Ambulance Traffic Could Decide Life Or Death

Ambulance Traffic Could Decide Life Or Death

Imagine you call 911 and tell the operator you are experiencing the signs of a heart attack -- chest discomfort, shortness of breath and nausea. EMS employees arrive and help you into an ambulance, bound for the best, nearest emergency department, you think, until you overhear on the radio that it is closed to ambulance traffic.

Now, new research shows that said closure could have a significant impact on your health outcome. It suggests that where ambulances take heart attack sufferers has a measurable impact on whether they live or die.

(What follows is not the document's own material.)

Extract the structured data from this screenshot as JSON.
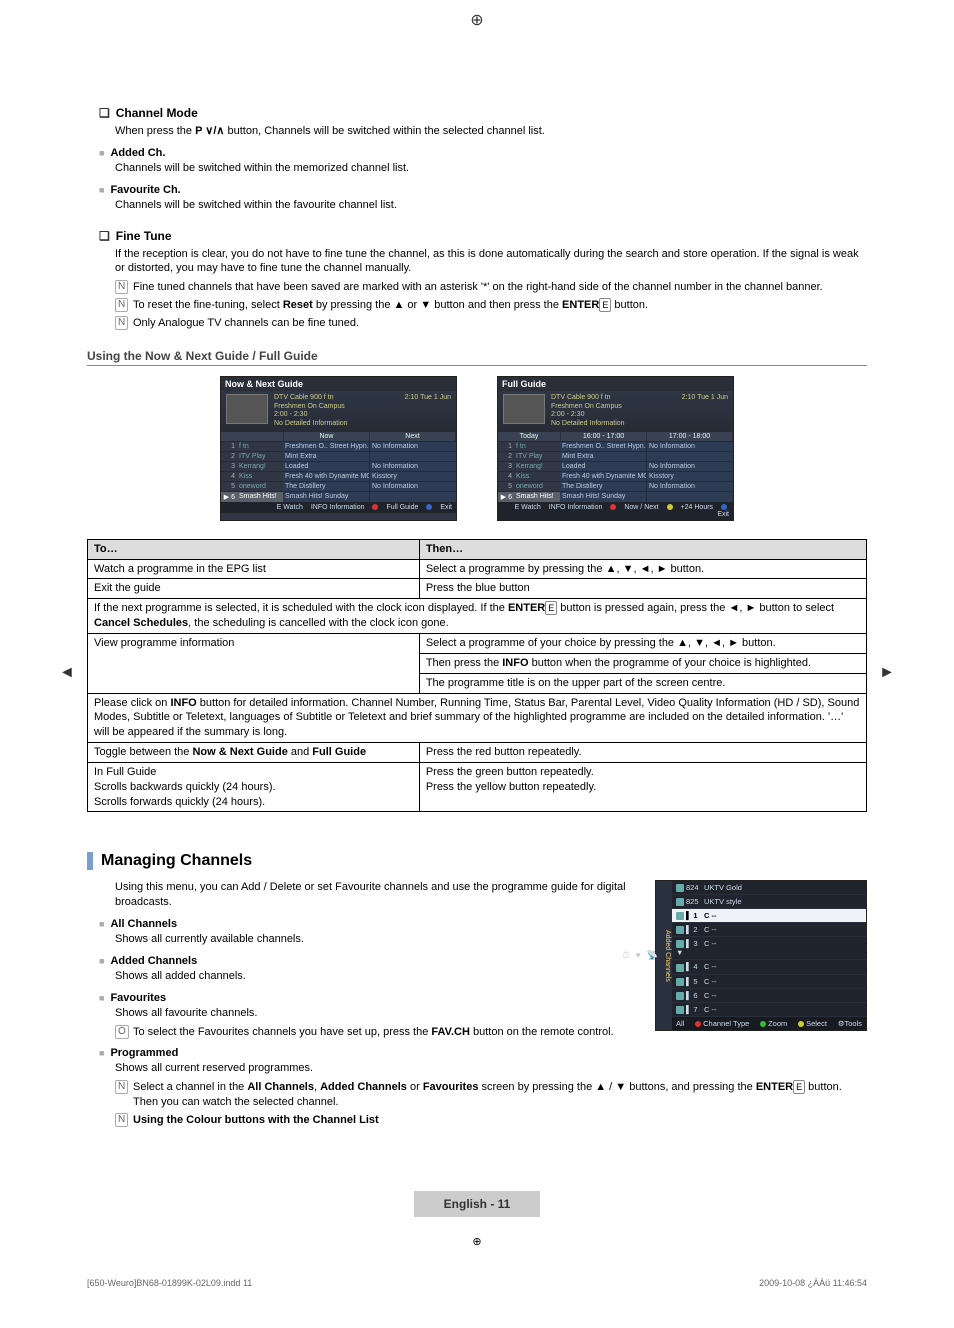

The report, out today in the Journal of the American Medical Association, is among the first to determine whether diversion of ambulance traffic by the nearest emergency department is linked with an increased risk of death.

Diversion occurs when emergency departments stop accepting ambulance traffic, often because of overcrowding or a lack of beds. It is a widespread problem: according to the American Hospital Association, almost a quarter of all U.S. hospitals went on diversion in 2010.

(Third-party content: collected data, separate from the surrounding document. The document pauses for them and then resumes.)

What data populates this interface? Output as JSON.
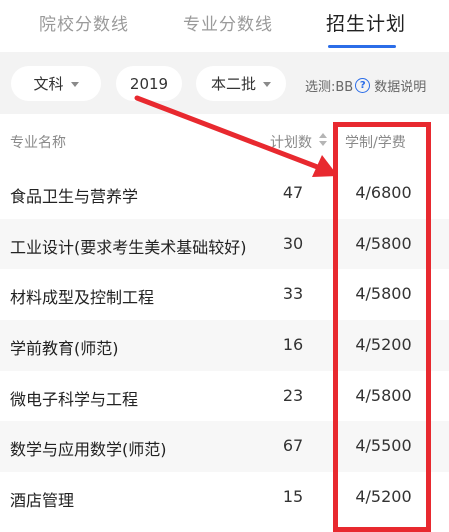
{
  "tabs": [
    {
      "label": "院校分数线",
      "active": false
    },
    {
      "label": "专业分数线",
      "active": false
    },
    {
      "label": "招生计划",
      "active": true
    }
  ],
  "filters": {
    "subject": "文科",
    "year": "2019",
    "batch": "本二批",
    "select_note": "选测:BB",
    "help_label": "数据说明"
  },
  "table": {
    "columns": [
      "专业名称",
      "计划数",
      "学制/学费"
    ],
    "rows": [
      {
        "major": "食品卫生与营养学",
        "plan": "47",
        "fee": "4/6800"
      },
      {
        "major": "工业设计(要求考生美术基础较好)",
        "plan": "30",
        "fee": "4/5800"
      },
      {
        "major": "材料成型及控制工程",
        "plan": "33",
        "fee": "4/5800"
      },
      {
        "major": "学前教育(师范)",
        "plan": "16",
        "fee": "4/5200"
      },
      {
        "major": "微电子科学与工程",
        "plan": "23",
        "fee": "4/5800"
      },
      {
        "major": "数学与应用数学(师范)",
        "plan": "67",
        "fee": "4/5500"
      },
      {
        "major": "酒店管理",
        "plan": "15",
        "fee": "4/5200"
      }
    ]
  },
  "colors": {
    "accent": "#2b6de8",
    "annotation": "#e8292f"
  },
  "icons": [
    "caret-down-icon",
    "help-circle-icon",
    "sort-icon",
    "annotation-arrow"
  ]
}
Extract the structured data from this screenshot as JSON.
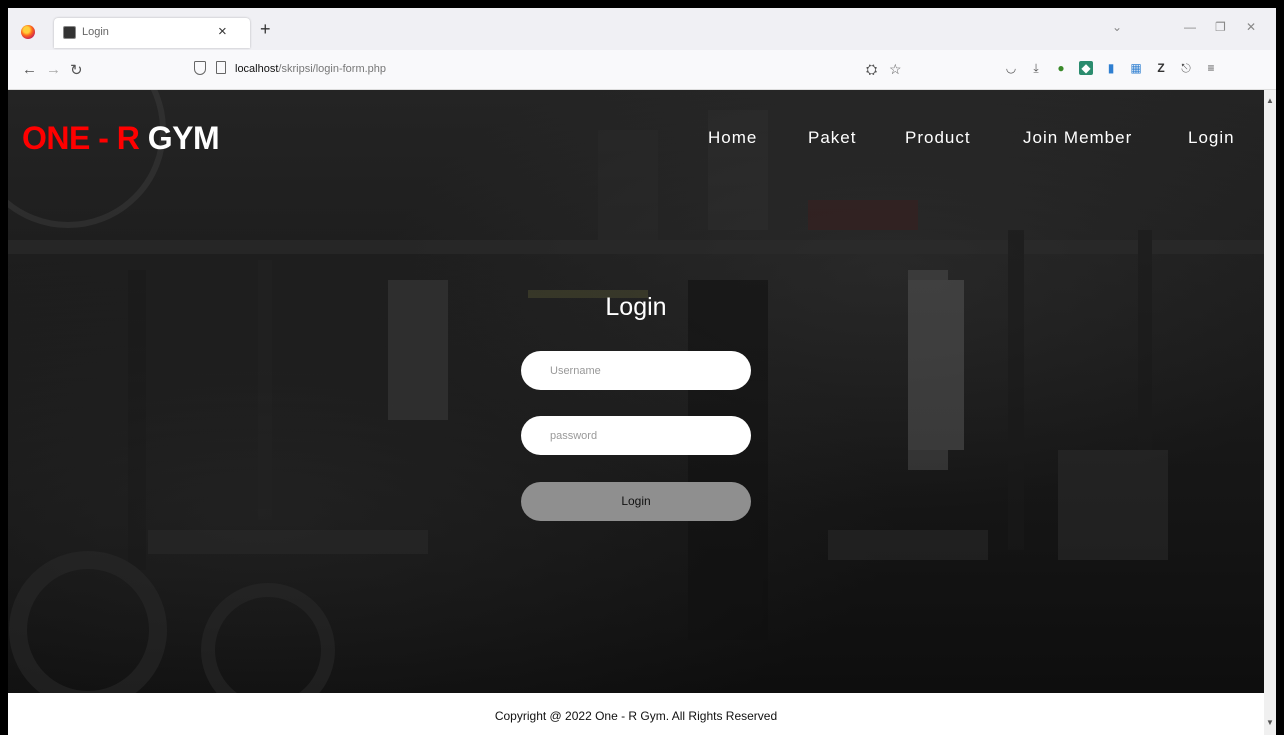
{
  "browser": {
    "tab_title": "Login",
    "url_host": "localhost",
    "url_path": "/skripsi/login-form.php",
    "icons": [
      "firefox-icon",
      "back-icon",
      "forward-icon",
      "reload-icon",
      "shield-icon",
      "page-icon",
      "translate-icon",
      "bookmark-star-icon",
      "pocket-icon",
      "download-icon",
      "extension-icon",
      "zotero-icon",
      "menu-icon"
    ]
  },
  "site": {
    "brand_red": "ONE - R",
    "brand_white": "GYM",
    "nav": [
      "Home",
      "Paket",
      "Product",
      "Join Member",
      "Login"
    ]
  },
  "login": {
    "title": "Login",
    "username_placeholder": "Username",
    "password_placeholder": "password",
    "button": "Login"
  },
  "footer": {
    "text": "Copyright @ 2022 One - R Gym. All Rights Reserved"
  },
  "colors": {
    "brand_red": "#ff0000",
    "button_gray": "#8f8f8f"
  }
}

To better understand its impact, the authors of the new study combed through the records of nearly 14,000 Medicare patients in four California counties. They found that when hospitals were not on diversion -- i.e. open to ambulance traffic -- acute myocardial infarction (AMI) sufferers had a mortality rate of 15 percent. But when hospitals were on diversion for 12 hours or more, that rate jumped to 18 percent.

"What that means is when the nearest emergency department is subject to long hours of diversion, there could be three deaths that were potentially avoidable if there had been no diversion," explained Yu-Chu Shen, Ph.D., of the Naval Postgraduate School and the study's lead author.

She added that 12 hours of diversion in 24-hour period was not uncommon. Approximately 25 percent of the daily hospital logs they looked at for this study indicated a diversion of that length or longer.

"The findings are not a surprise at all," said Dr. Jesse Pines, physician advisor with Urgent Matters, a group aimed at reducing emergency department crowding nationwide. "During these episodes, ambulances will have to bypass hospitals, and the main issue with AMI is that it's so time sensitive."

Pines said that a major reason why many hospitals have to go on diversion is what is known as "boarding" within the emergency department. When patients are kept in the emergency department for a long time, it results in fewer active beds that are open to incoming patients. This can lead to general overcrowding, overloaded staff and poorer quality care.

The problem is not just confined to the emergency department.

"If the hospital as a whole is already over capacity, you can't send any more people upstairs when they are ready to leave the ED [emergency department]," Shen told HuffPost. "It's not just an isolated problem."

She added that ambulance diversion also has potential implications for patients in nearby emergency departments, which have to absorb the extra ambulance traffic, adding to overcrowding and stretched resources there, too. She said measures as simple as changing the physical layout of the emergency department and taking simple steps to improve the coordination of "upstairs and downstairs," could go a long way in reducing diversion.

In 2009, Massachusetts became the first state to ban diversion outright. Studies have yet to determine whether the ban has improved the outcomes of patients experiencing time sensitive illnesses. But Pines says it's a step in the right direction.

"With [heart attacks], timing is key," he said. "Even delays on the order of 15 to 20 minutes during episodes of diversion can make a big difference."